Hip - Bursitis
Description
Trochanteric bursa is a thin, protective layer of tissue found between the top of the iliotibial band (IT band) and the greater trochanter of the femur (thigh bone). Bursa exists in an effort to keep the ITB from rubbing on the femur. Bursa can become inflamed and thickened, resulting in symptoms of trochanteric bursitis.
What are the causes?
Bursitis generally occurs as a result of overuse or trauma. Patients that participate in sports like running, wrestling and cycling are prone to bursitis due to the recurrent friction between the IT band and the trochanter.
What are the symptoms?
Bursitis causes pain on the side of the hip directly over the trochanter. Patients may feel pain at the bump on the outside aspect of the hip, particularly at night. Night pain is relieved by motion, however increases with excessive exercise.
How is it diagnosed?
Your surgeon will perform a thorough history and physical exam, which typically includes X-rays. The outside aspect of the hip is tender to touch, but motion and strength should be preserved. If your pain is accompanied by a significant loss of strength, indicative of a gluteus medius muscle tear, your surgeon may order an MRI.
Non-operative
Non-operative treatment of bursitis is usually the first line of treatment. Your surgeon may recommend anti-inflammatory medicine, physical therapy, and/or cryotherapy to help reduce the pain and inflammation. An injection may help resolve the pain.

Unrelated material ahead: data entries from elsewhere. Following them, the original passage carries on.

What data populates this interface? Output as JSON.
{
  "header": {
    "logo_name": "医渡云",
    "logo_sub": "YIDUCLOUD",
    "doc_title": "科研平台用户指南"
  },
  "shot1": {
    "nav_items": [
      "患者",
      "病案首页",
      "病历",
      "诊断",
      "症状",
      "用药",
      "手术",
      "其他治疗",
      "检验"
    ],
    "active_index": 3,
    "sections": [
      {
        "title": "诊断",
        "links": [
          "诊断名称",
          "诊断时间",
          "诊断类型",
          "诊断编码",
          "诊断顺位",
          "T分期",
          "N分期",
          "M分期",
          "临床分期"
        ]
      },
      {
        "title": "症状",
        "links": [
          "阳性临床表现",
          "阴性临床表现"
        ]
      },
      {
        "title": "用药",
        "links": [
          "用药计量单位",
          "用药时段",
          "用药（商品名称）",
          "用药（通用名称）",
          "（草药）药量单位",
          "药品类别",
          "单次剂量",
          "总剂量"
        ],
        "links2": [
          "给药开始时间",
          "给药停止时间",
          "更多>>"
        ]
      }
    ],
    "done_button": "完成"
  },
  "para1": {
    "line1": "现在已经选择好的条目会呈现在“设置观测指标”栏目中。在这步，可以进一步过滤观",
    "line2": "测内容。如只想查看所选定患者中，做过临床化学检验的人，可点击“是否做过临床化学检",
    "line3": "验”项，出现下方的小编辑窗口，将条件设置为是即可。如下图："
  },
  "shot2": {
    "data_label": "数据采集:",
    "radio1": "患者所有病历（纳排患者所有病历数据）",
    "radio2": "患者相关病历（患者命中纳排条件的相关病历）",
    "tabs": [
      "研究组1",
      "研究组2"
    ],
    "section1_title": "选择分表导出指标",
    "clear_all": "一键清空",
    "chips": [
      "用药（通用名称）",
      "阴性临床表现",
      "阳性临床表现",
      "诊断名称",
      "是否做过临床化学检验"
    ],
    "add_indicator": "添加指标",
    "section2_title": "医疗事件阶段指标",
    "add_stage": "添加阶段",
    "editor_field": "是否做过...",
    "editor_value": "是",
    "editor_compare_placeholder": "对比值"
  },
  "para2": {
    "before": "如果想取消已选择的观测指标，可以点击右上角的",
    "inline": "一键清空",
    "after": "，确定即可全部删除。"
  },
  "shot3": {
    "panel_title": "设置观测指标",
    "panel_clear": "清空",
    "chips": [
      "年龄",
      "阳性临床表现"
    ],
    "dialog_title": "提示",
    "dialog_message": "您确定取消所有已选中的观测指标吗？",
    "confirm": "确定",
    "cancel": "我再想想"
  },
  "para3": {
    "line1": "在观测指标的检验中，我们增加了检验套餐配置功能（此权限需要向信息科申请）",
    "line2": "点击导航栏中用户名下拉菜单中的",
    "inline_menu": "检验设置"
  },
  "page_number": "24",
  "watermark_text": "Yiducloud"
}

Platelet Rich Plasma (PRP) Injections is another non operative option. Blood is taken from your arm and is spun down to get the healthiest healing factors - platelets and serum. Once injected, the platelets degranulate and release activate growth factors and cytokines to promote healing. One injection may be all you need, however, there are times where multiple injections may provide additional benefit. Not covered by insurance.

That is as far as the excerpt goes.